Ev4DGS: Novel-view Rendering of Non-Rigid Objects from Monocular Event Streams

TL;DR

This work introduces Ev4DGS, the first method for novel-view rendering of non-rigidly deforming objects from monocular event streams. It combines a time-dependent coarse deformation model with a deformable 4D Gaussian Splatting representation, trained end-to-end with event-based supervision and masks derived directly from events, eliminating the need for RGB inputs. The approach demonstrates state-of-the-art performance on synthetic and real datasets, validated through ablations that highlight the importance of silhouette supervision and staged optimization. Ev4DGS represents a significant step toward practical non-rigid 3D reconstruction from lightweight, low-power event sensors, enabling applications in AR/VR and robotics while reducing reliance on RGB cameras.

Abstract

Event cameras offer various advantages for novel view rendering compared to synchronously operating RGB cameras, and efficient event-based techniques supporting rigid scenes have been recently demonstrated in the literature. In the case of non-rigid objects, however, existing approaches additionally require sparse RGB inputs, which can be a substantial practical limitation; it remains unknown if similar models could be learned from event streams only. This paper sheds light on this challenging open question and introduces Ev4DGS, i.e., the first approach for novel view rendering of non-rigidly deforming objects in the explicit observation space (i.e., as RGB or greyscale images) from monocular event streams. Our method regresses a deformable 3D Gaussian Splatting representation through 1) a loss relating the outputs of the estimated model with the 2D event observation space, and 2) a coarse 3D deformation model trained from binary masks generated from events. We perform experimental comparisons on existing synthetic and newly recorded real datasets with non-rigid objects. The results demonstrate the validity of Ev4DGS and its superior performance compared to multiple naive baselines that can be applied in our setting. We will release our models and the datasets used in the evaluation for research purposes; see the project webpage: https://4dqv.mpi-inf.mpg.de/Ev4DGS/.

Paper Structure

This paper contains 20 sections, 10 equations, 5 figures, 3 tables.

Figures (5)

  • Figure 1: Overview of the proposed Ev4DGS method. We divide the event-based reconstruction of non-rigid scenes into two stages. In the first stage, we train the coarse deformation model, which represents a non-rigid object shape as a set of points and enables the representation of large 3D deformations in a scene.

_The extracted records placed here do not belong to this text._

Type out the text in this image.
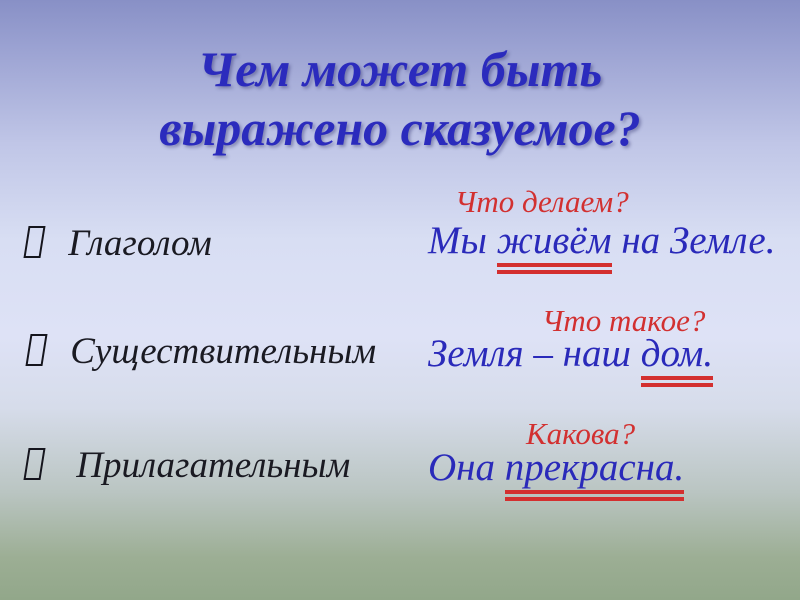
Чем может быть
выражено сказуемое?
Глаголом
Существительным
Прилагательным
Что делаем?
Мы живём на Земле.
Что такое?
Земля – наш дом.
Какова?
Она прекрасна.
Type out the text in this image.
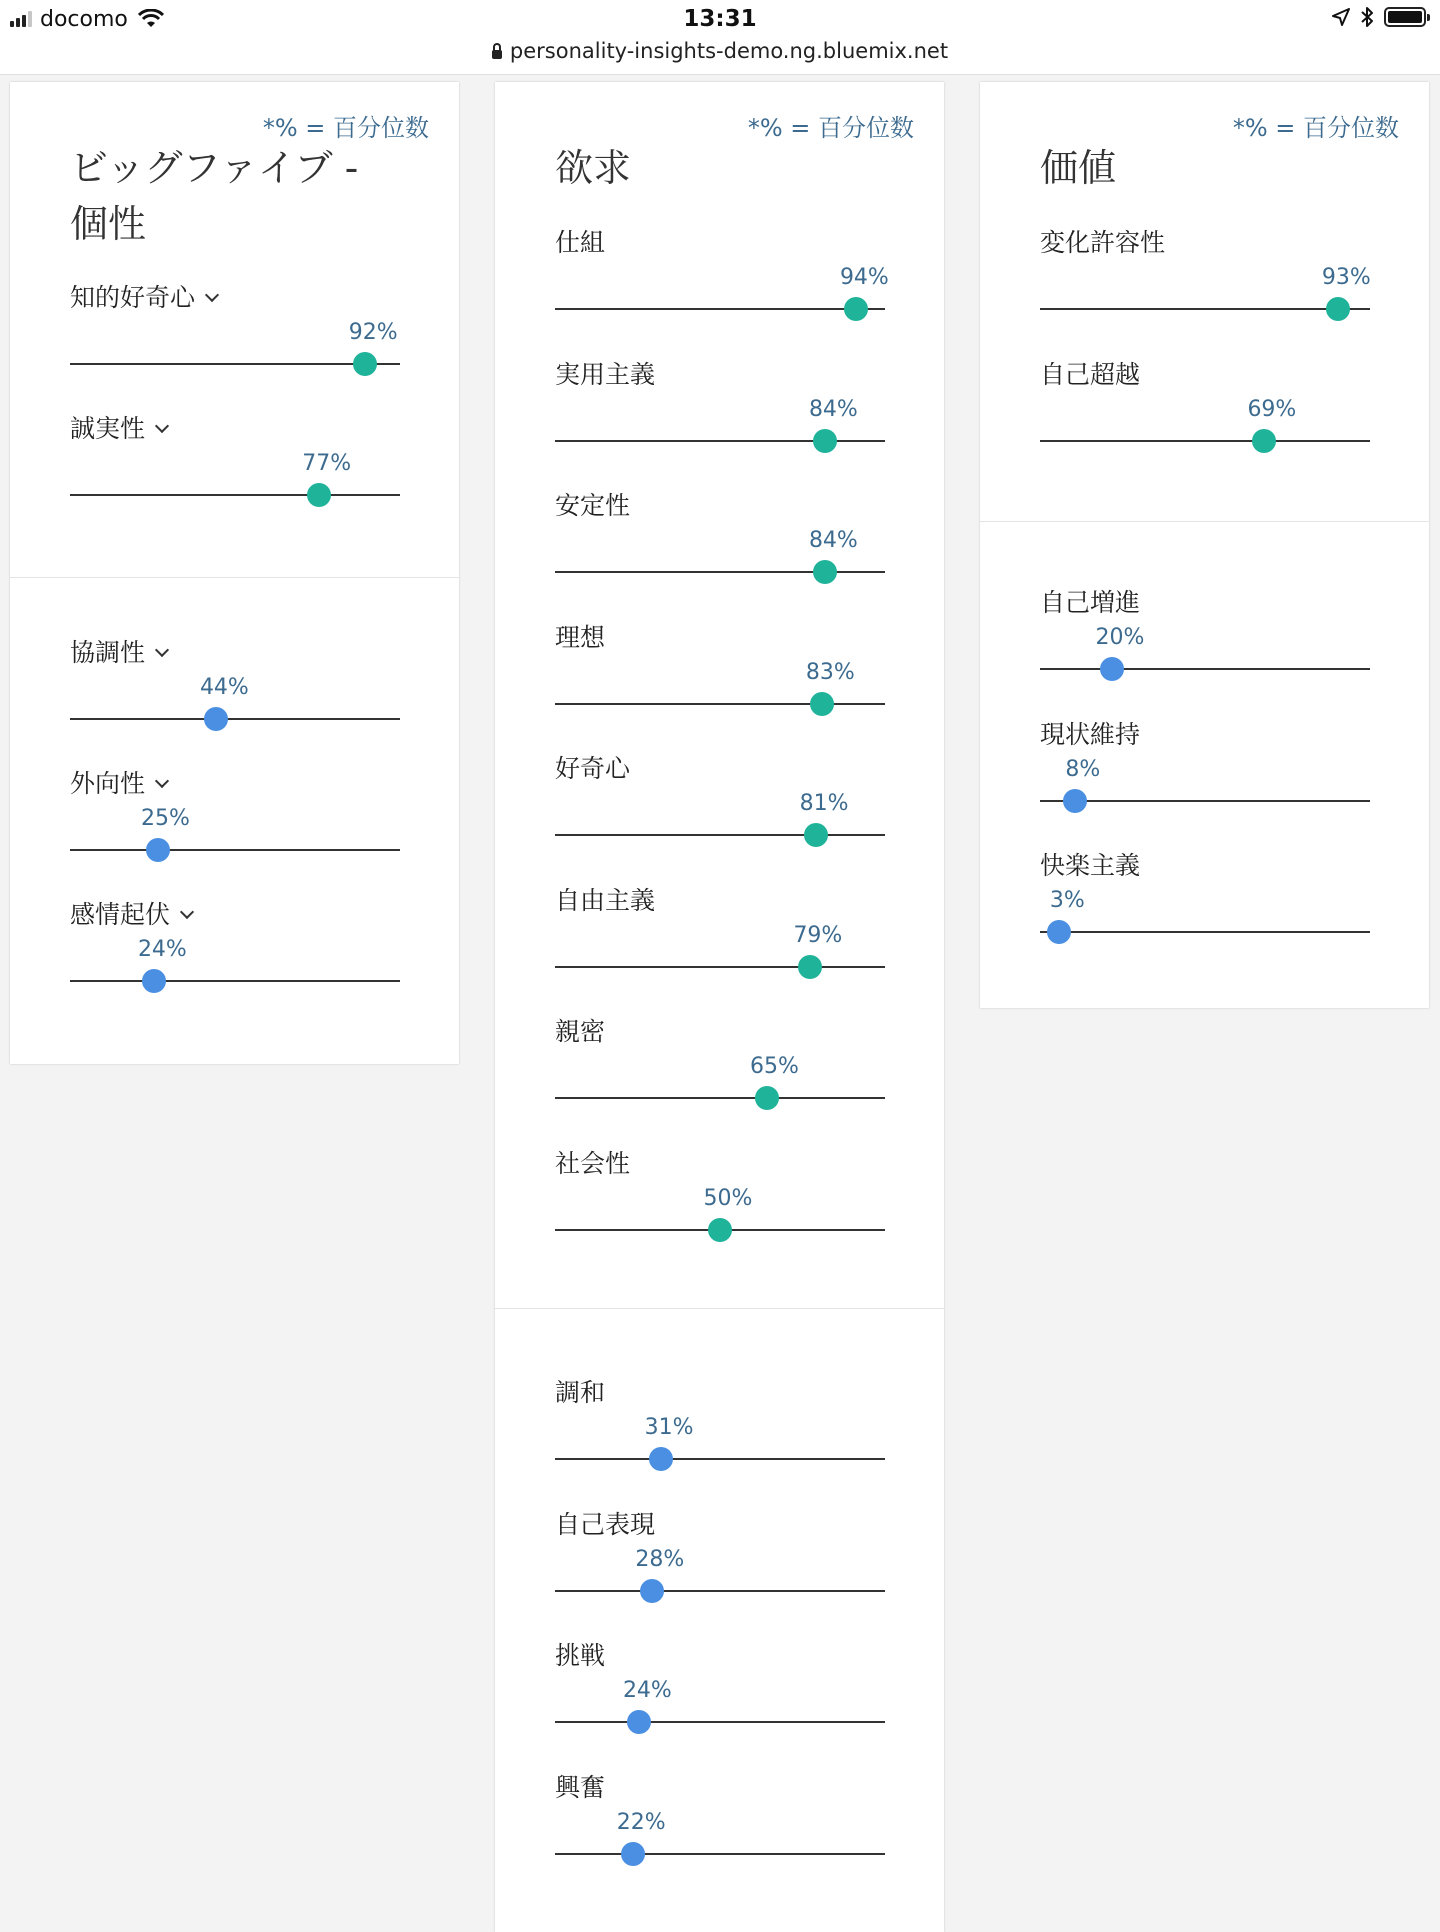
docomo	13:31
personality-insights-demo.ng.bluemix.net
*% = 百分位数
ビッグファイブ - 個性
知的好奇心
92%
誠実性
77%
協調性
44%
外向性
25%
感情起伏
24%
*% = 百分位数
欲求
仕組
94%
実用主義
84%
安定性
84%
理想
83%
好奇心
81%
自由主義
79%
親密
65%
社会性
50%
調和
31%
自己表現
28%
挑戦
24%
興奮
22%
*% = 百分位数
価値
変化許容性
93%
自己超越
69%
自己増進
20%
現状維持
8%
快楽主義
3%
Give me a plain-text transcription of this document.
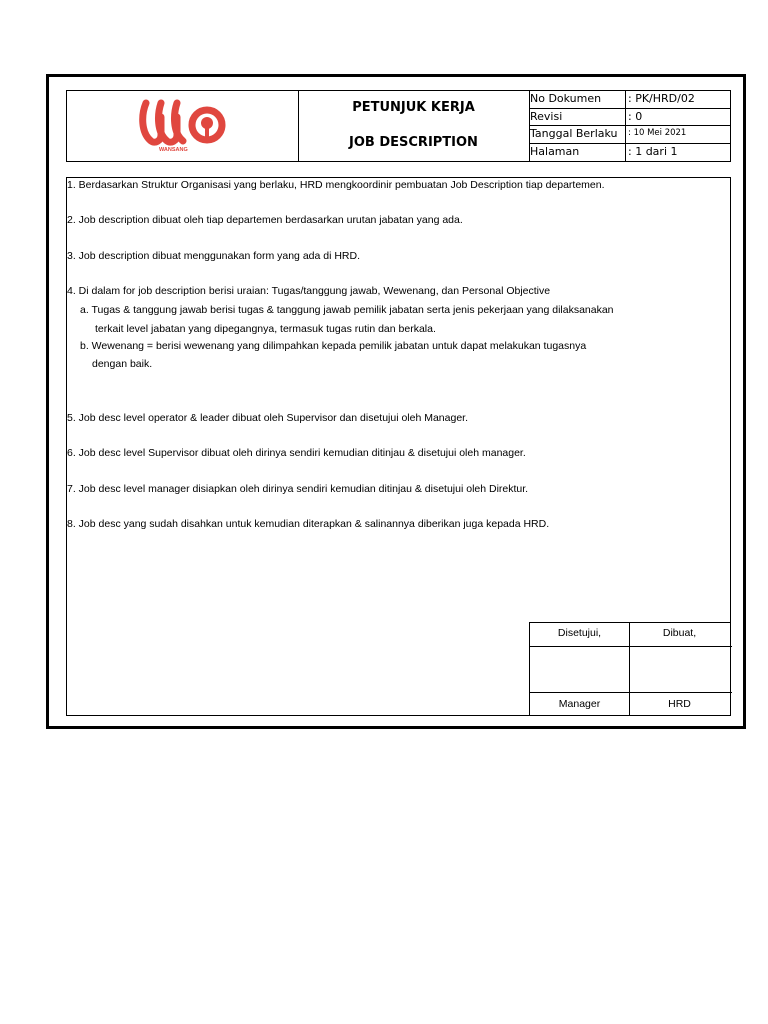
WANSANG
PETUNJUK KERJA
JOB DESCRIPTION
No Dokumen	: PK/HRD/02
Revisi	: 0
Tanggal Berlaku	: 10 Mei 2021
Halaman	: 1 dari 1
1. Berdasarkan Struktur Organisasi yang berlaku, HRD mengkoordinir pembuatan Job Description tiap departemen.
2. Job description dibuat oleh tiap departemen berdasarkan urutan jabatan yang ada.
3. Job description dibuat menggunakan form yang ada di HRD.
4. Di dalam for job description berisi uraian: Tugas/tanggung jawab, Wewenang, dan Personal Objective
a. Tugas & tanggung jawab berisi tugas & tanggung jawab pemilik jabatan serta jenis pekerjaan yang dilaksanakan
terkait level jabatan yang dipegangnya, termasuk tugas rutin dan berkala.
b. Wewenang = berisi wewenang yang dilimpahkan kepada pemilik jabatan untuk dapat melakukan tugasnya
dengan baik.
5. Job desc level operator & leader dibuat oleh Supervisor dan disetujui oleh Manager.
6. Job desc level Supervisor dibuat oleh dirinya sendiri kemudian ditinjau & disetujui oleh manager.
7. Job desc level manager disiapkan oleh dirinya sendiri kemudian ditinjau & disetujui oleh Direktur.
8. Job desc yang sudah disahkan untuk kemudian diterapkan & salinannya diberikan juga kepada HRD.
Disetujui,	Dibuat,
Manager	HRD
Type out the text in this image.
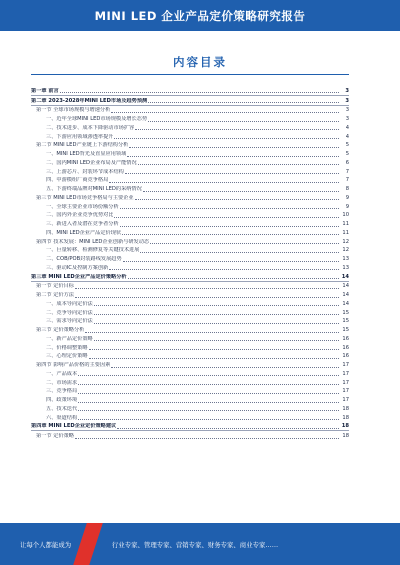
MINI LED 企业产品定价策略研究报告
内容目录
第一章 前言	3
第二章 2023-2028年MINI LED市场及趋势预测	3
第一节 全球市场规模与增速分析	3
一、近年全球MINI LED市场规模及增长态势	3
二、技术进步、成本下降驱动市场扩容	4
三、下游应用领域渗透率提升	4
第二节 MINI LED产业链上下游结构分析	5
一、MINI LED背光及直显应用领域	5
二、国内MINI LED企业布局及产能情况	6
三、上游芯片、封装环节成本结构	7
四、中游模组厂商竞争格局	7
五、下游终端品牌对MINI LED的采纳情况	8
第三节 MINI LED市场竞争格局与主要企业	9
一、全球主要企业市场份额分析	9
二、国内外企业竞争优势对比	10
三、新进入者及潜在竞争者分析	11
四、MINI LED企业产品定价现状	11
第四节 技术发展：MINI LED企业创新与研发动态	12
一、巨量转移、检测修复等关键技术进展	12
二、COB/POB封装路线发展趋势	13
三、驱动IC及控制方案创新	13
第三章 MINI LED企业产品定价策略分析	14
第一节 定价目标	14
第二节 定价方法	14
一、成本导向定价法	14
二、竞争导向定价法	15
三、需求导向定价法	15
第三节 定价策略分析	15
一、新产品定价策略	16
二、价格调整策略	16
三、心理定价策略	16
第四节 影响产品价格的主要因素	17
一、产品成本	17
二、市场需求	17
三、竞争格局	17
四、政策环境	17
五、技术迭代	18
六、渠道结构	18
第四章 MINI LED企业定价策略建议	18
第一节 定价策略	18
让每个人都能成为	行业专家、管理专家、营销专家、财务专家、商业专家……
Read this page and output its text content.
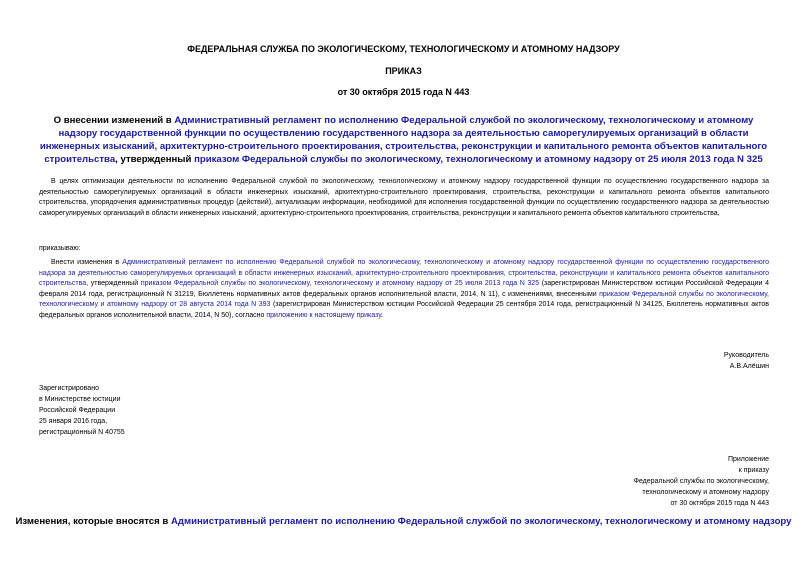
ФЕДЕРАЛЬНАЯ СЛУЖБА ПО ЭКОЛОГИЧЕСКОМУ, ТЕХНОЛОГИЧЕСКОМУ И АТОМНОМУ НАДЗОРУ
ПРИКАЗ
от 30 октября 2015 года N 443
О внесении изменений в Административный регламент по исполнению Федеральной службой по экологическому, технологическому и атомному надзору государственной функции по осуществлению государственного надзора за деятельностью саморегулируемых организаций в области инженерных изысканий, архитектурно-строительного проектирования, строительства, реконструкции и капитального ремонта объектов капитального строительства, утвержденный приказом Федеральной службы по экологическому, технологическому и атомному надзору от 25 июля 2013 года N 325
В целях оптимизации деятельности по исполнению Федеральной службой по экологическому, технологическому и атомному надзору государственной функции по осуществлению государственного надзора за деятельностью саморегулируемых организаций в области инженерных изысканий, архитектурно-строительного проектирования, строительства, реконструкции и капитального ремонта объектов капитального строительства, упорядочения административных процедур (действий), актуализации информации, необходимой для исполнения государственной функции по осуществлению государственного надзора за деятельностью саморегулируемых организаций в области инженерных изысканий, архитектурно-строительного проектирования, строительства, реконструкции и капитального ремонта объектов капитального строительства,
приказываю:
Внести изменения в Административный регламент по исполнению Федеральной службой по экологическому, технологическому и атомному надзору государственной функции по осуществлению государственного надзора за деятельностью саморегулируемых организаций в области инженерных изысканий, архитектурно-строительного проектирования, строительства, реконструкции и капитального ремонта объектов капитального строительства, утвержденный приказом Федеральной службы по экологическому, технологическому и атомному надзору от 25 июля 2013 года N 325 (зарегистрирован Министерством юстиции Российской Федерации 4 февраля 2014 года, регистрационный N 31219, Бюллетень нормативных актов федеральных органов исполнительной власти, 2014, N 11), с изменениями, внесенными приказом Федеральной службы по экологическому, технологическому и атомному надзору от 28 августа 2014 года N 393 (зарегистрирован Министерством юстиции Российской Федерации 25 сентября 2014 года, регистрационный N 34125, Бюллетень нормативных актов федеральных органов исполнительной власти, 2014, N 50), согласно приложению к настоящему приказу.
Руководитель
А.В.Алёшин
Зарегистрировано
в Министерстве юстиции
Российской Федерации
25 января 2016 года,
регистрационный N 40755
Приложение
к приказу
Федеральной службы по экологическому,
технологическому и атомному надзору
от 30 октября 2015 года N 443
Изменения, которые вносятся в Административный регламент по исполнению Федеральной службой по экологическому, технологическому и атомному надзору
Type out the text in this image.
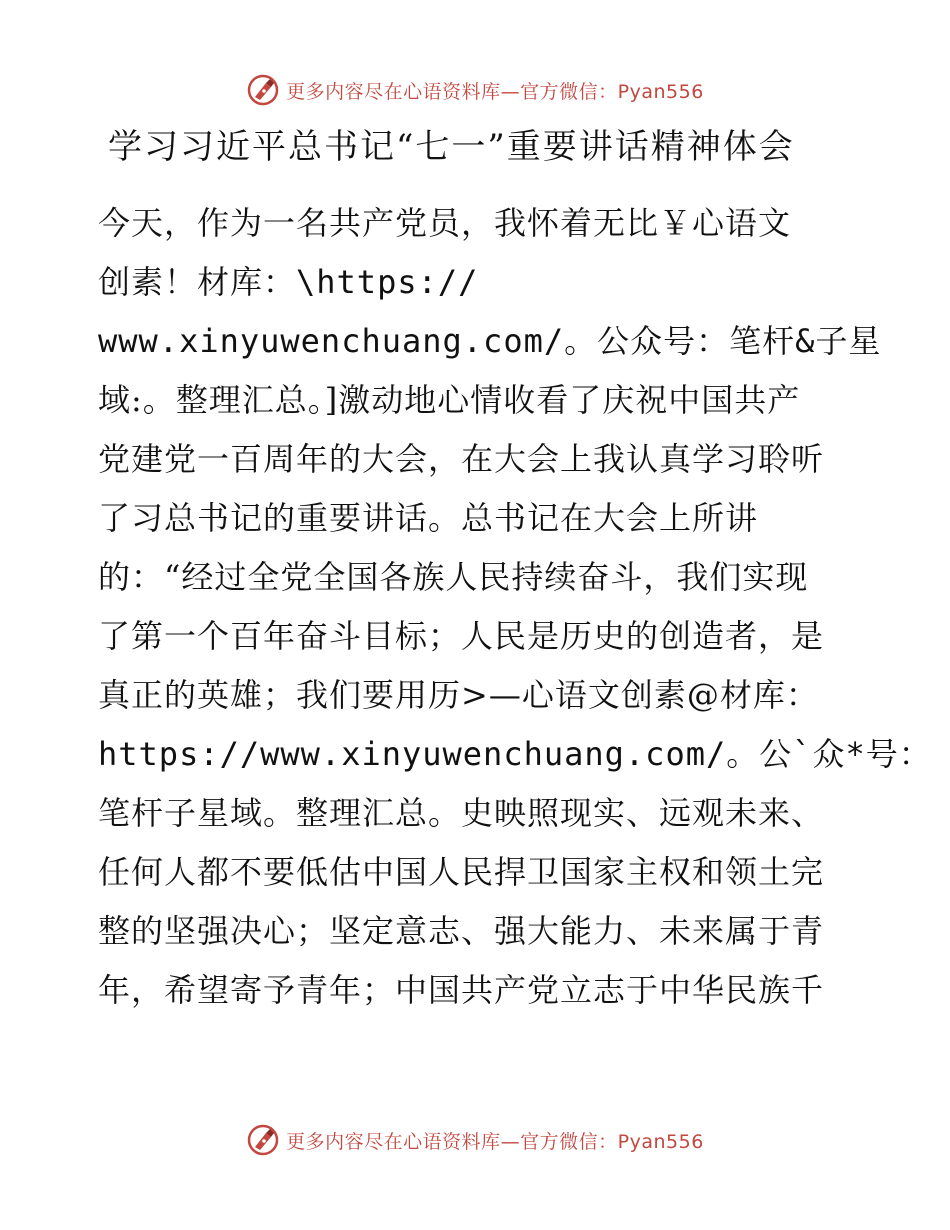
更多内容尽在心语资料库—官方微信：Pyan556
学习习近平总书记“七一”重要讲话精神体会
今天，作为一名共产党员，我怀着无比￥心语文
创素！材库：\https://
www.xinyuwenchuang.com/。公众号：笔杆&子星
域:。整理汇总。]激动地心情收看了庆祝中国共产
党建党一百周年的大会，在大会上我认真学习聆听
了习总书记的重要讲话。总书记在大会上所讲
的：“经过全党全国各族人民持续奋斗，我们实现
了第一个百年奋斗目标；人民是历史的创造者，是
真正的英雄；我们要用历>—心语文创素@材库：
https://www.xinyuwenchuang.com/。公`众*号：
笔杆子星域。整理汇总。史映照现实、远观未来、
任何人都不要低估中国人民捍卫国家主权和领土完
整的坚强决心；坚定意志、强大能力、未来属于青
年，希望寄予青年；中国共产党立志于中华民族千
更多内容尽在心语资料库—官方微信：Pyan556
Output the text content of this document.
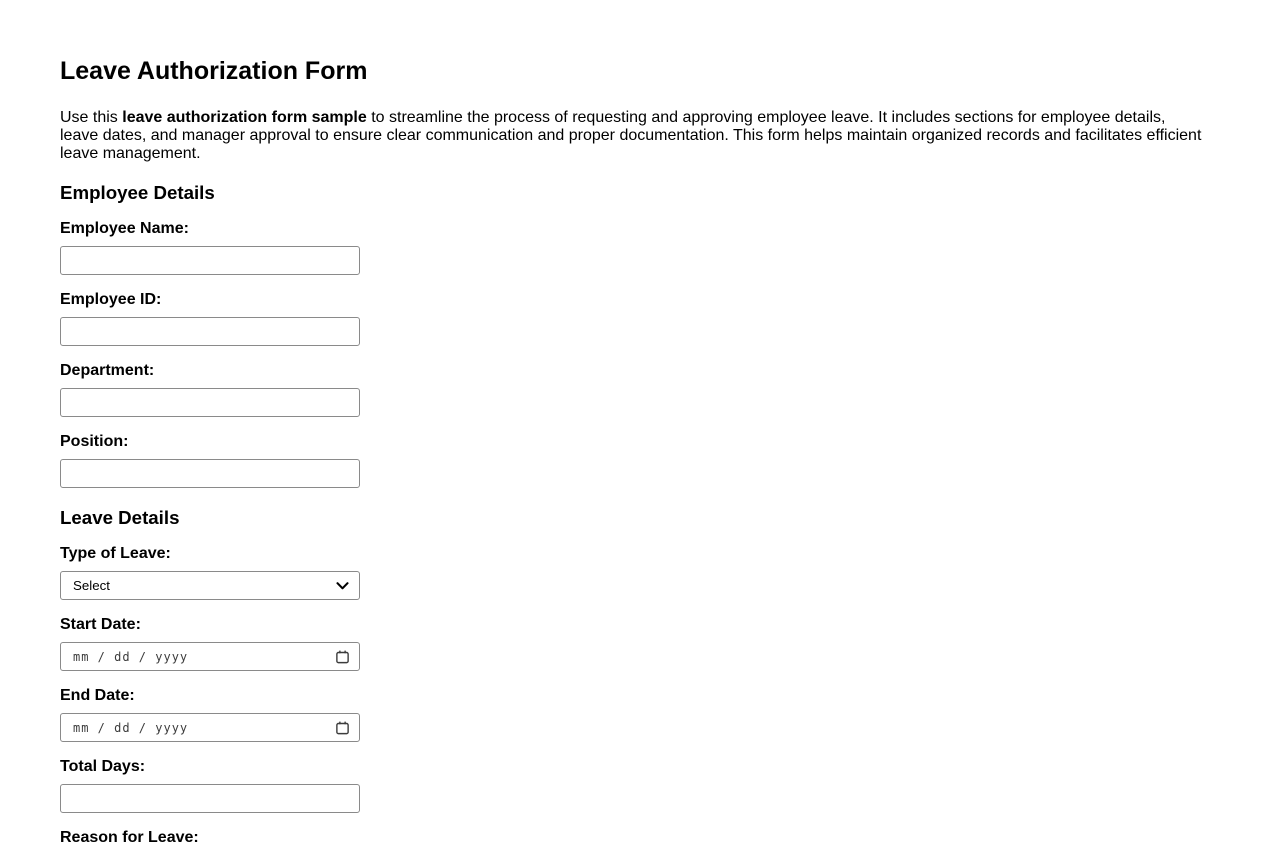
Leave Authorization Form

Use this leave authorization form sample to streamline the process of requesting and approving employee leave. It includes sections for employee details,
leave dates, and manager approval to ensure clear communication and proper documentation. This form helps maintain organized records and facilitates efficient
leave management.

Employee Details
Employee Name:
Employee ID:
Department:
Position:
Leave Details
Type of Leave:
Select
Start Date:
mm / dd / yyyy
End Date:
mm / dd / yyyy
Total Days:
Reason for Leave:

In the second stage, we obtain the 3DGS representation from an event stream. Best viewed with zoom.
  • Figure 2: Qualitative results on the synthetic dataset (novel views). Our Ev4DGS outputs high-quality novel-view rendering as expected in this challenging setting. Competing methods miss object parts and details in the object interiors.
  • Figure 3: Qualitative results on our real dataset. Our Ev4DGS synthesises the spatially (shape, texture) and temporally coherent novel views that match the GT test views, while the competing methods fail.
  • Figure 4: Hyperparameter selection and the average performance of the proposed method on three synthetic sequences.
  • Figure I: Real data recording setup.